As they helped each other undress, Lucy pointed to her thighs. “Cellulite,” she said.

“You’re perfect, Lucy. I hate those bony sylphs.”

“Is your wife a bony sylph?”

“Bony, yes. Sylph, no.”

In sex, too, he was a paragon of good manners, both teasing and patient, waiting to come until after she did, which was surprisingly quickly and strongly. Still on East Coast time — midnight for her, three A.M. for him — he was asleep in minutes, with her snuggled up behind him, her arm crooked around his waist, her open palm on his very slightly paunchy stomach.

She woke before six, with no hangover, no bewilderment as to her whereabouts, no regrets. He was giving a paper that morning, and she had a hair appointment at 8:45. As she separated herself from him, limb by cautious limb, a phrase came into her head: “the tenderness of the one-night stand.” He stirred for an instant, then rolled back and began to snore.

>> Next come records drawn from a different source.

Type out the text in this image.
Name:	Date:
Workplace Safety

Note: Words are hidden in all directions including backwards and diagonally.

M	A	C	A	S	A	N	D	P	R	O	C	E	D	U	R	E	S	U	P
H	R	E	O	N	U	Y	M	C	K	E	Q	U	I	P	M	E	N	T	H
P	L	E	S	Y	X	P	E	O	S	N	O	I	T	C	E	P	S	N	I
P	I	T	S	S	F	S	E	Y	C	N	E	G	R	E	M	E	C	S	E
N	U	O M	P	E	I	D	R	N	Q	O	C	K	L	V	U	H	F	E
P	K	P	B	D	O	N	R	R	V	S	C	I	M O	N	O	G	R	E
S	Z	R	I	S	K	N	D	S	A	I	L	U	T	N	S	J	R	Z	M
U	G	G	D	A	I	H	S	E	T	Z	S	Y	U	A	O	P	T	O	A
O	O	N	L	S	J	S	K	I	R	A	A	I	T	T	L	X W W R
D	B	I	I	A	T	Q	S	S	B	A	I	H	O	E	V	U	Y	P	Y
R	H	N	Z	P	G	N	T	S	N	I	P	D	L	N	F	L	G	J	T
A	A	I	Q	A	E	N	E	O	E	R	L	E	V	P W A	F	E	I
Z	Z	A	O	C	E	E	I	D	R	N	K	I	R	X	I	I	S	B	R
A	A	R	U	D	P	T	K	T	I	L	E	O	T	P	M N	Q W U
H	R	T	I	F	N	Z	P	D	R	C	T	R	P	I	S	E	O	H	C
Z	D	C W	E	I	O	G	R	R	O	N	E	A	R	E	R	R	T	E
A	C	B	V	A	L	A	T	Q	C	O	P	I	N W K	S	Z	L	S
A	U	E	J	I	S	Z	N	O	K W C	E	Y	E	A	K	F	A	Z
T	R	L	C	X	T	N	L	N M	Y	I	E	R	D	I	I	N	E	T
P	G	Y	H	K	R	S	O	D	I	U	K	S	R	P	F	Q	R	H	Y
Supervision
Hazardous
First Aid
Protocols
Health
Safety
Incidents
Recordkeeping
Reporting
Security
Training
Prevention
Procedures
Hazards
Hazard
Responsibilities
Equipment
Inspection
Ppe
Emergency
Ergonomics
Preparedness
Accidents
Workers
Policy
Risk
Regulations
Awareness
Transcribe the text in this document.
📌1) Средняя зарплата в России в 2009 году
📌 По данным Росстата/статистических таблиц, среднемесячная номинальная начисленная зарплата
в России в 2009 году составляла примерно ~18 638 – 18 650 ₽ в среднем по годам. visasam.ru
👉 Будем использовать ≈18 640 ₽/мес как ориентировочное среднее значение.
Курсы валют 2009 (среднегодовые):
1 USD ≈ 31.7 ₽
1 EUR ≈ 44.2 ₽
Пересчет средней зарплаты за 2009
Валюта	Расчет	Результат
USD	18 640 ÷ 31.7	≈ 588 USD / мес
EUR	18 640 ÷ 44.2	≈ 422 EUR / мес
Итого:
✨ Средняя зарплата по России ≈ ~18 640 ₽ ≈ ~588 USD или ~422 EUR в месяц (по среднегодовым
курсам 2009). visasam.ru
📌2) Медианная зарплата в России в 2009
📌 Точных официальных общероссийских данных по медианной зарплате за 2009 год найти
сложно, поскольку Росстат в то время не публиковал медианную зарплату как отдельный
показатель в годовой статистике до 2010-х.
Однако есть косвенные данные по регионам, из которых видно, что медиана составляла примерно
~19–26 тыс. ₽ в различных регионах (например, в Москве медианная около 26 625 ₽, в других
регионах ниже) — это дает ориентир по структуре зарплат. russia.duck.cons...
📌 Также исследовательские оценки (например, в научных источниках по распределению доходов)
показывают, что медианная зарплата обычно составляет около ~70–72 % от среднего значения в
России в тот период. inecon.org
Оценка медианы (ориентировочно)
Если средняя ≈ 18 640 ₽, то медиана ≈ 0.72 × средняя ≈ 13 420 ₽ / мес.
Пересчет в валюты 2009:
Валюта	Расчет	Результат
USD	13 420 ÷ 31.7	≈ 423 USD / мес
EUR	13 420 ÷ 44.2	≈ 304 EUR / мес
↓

She picked her clothes up from the floor and went into the living room to dress. She came back to the bedroom with a stub of old lipstick from the bottom of her bag, to write a message on his dressing-table mirror. That was so sweet…thank you. Talk well today. Must go (Dr.’s appt.) Fondly, Lucy. Then she wrote her phone numbers, landline and cell, in unmissably bold numerals. Before leaving, she rested her hand on his sleeping haunch through the bed linen. Snore, snore. She was glad he was sleeping in.

That afternoon, still in a buoyant mood, she traded in her old rust-bucket Honda for the Spider — a car she’d fancied, in its various incarnations and remodels, ever since she watched Dustin Hoffman drive one in The Graduate, a movie already ten years old by the time she saw a TV rerun in Missoula. Gingerly maneuvering the new car back to the Acropolis, she looked forward to showing it off to Edward. Perhaps they could go Dutch tonight at Ray’s Boathouse, which would give her an excuse to put the Spider through its paces.